Dietrich Bonhoeffer was one of the most distinguished young theologians of the 1930s.  He was an ordained Lutheran minister, pastored churches in Germany, Spain and England, and taught Christian Ethics on theology faculties in Germany and the U.S.  He could have escaped becoming involved in the struggle against the rising power of Hitler, but he and other leaders in the “Confessing Church” felt that their faith compelled them to take a stand.  In 1943 he was arrested, and he remained in prison until he was hanged in April, 1945.  He was only 39 years old when he died.

While in prison, Bonhoeffer wrote this poem reflecting on the meaning of his life.

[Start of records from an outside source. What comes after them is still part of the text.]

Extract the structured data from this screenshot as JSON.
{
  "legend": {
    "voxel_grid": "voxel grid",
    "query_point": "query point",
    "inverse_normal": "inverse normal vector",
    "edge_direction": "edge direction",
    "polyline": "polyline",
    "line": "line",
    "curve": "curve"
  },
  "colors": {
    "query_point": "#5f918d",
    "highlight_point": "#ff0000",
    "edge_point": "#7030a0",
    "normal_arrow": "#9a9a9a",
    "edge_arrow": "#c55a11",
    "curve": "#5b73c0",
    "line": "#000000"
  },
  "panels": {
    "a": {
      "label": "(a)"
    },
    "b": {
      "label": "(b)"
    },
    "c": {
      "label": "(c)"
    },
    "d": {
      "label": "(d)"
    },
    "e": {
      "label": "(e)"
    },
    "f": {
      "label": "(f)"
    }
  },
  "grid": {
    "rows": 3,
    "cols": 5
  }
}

Who am I? They often tell me
I stepped from my cell’s confinement
Calmly, cheerfully, firmly,
Like a squire from his country-house.
Who am I? They often tell me
I used to speak to my warders
Freely and friendly and clearly,
As though it were mine to command.
Who am I? They also tell me
I bore the days of misfortune
Equably, smilingly, proudly,
Like one accustomed to win.

Am I then really all that which other men tell of?
Or am I only what I myself know of myself?
Restless and longing and sick, like a bird in a cage,
Struggling for breath, as though hands were
compressing my throat,
Yearning for colors, for flowers, for the voices of birds,
Thirsting for words of kindness, for neighborliness,
Tossing in expectation of great events,
Powerlessly trembling for friends at an infinite distance,
Weary and empty at praying, at thinking, at making,
Faint, and ready to say farewell to it all?

Who am I? This or the other?
Am I one person today and tomorrow another?
Am I both at once? A hypocrite before others,
And before myself a contemptibly woebegone weakling?
Or is something within me still like a beaten army,
Fleeing in disorder from victory already achieved?
Who am I? They mock me, these lonely questions of mine.
Whoever I am, Thou knowest, 0 God, I am Thine!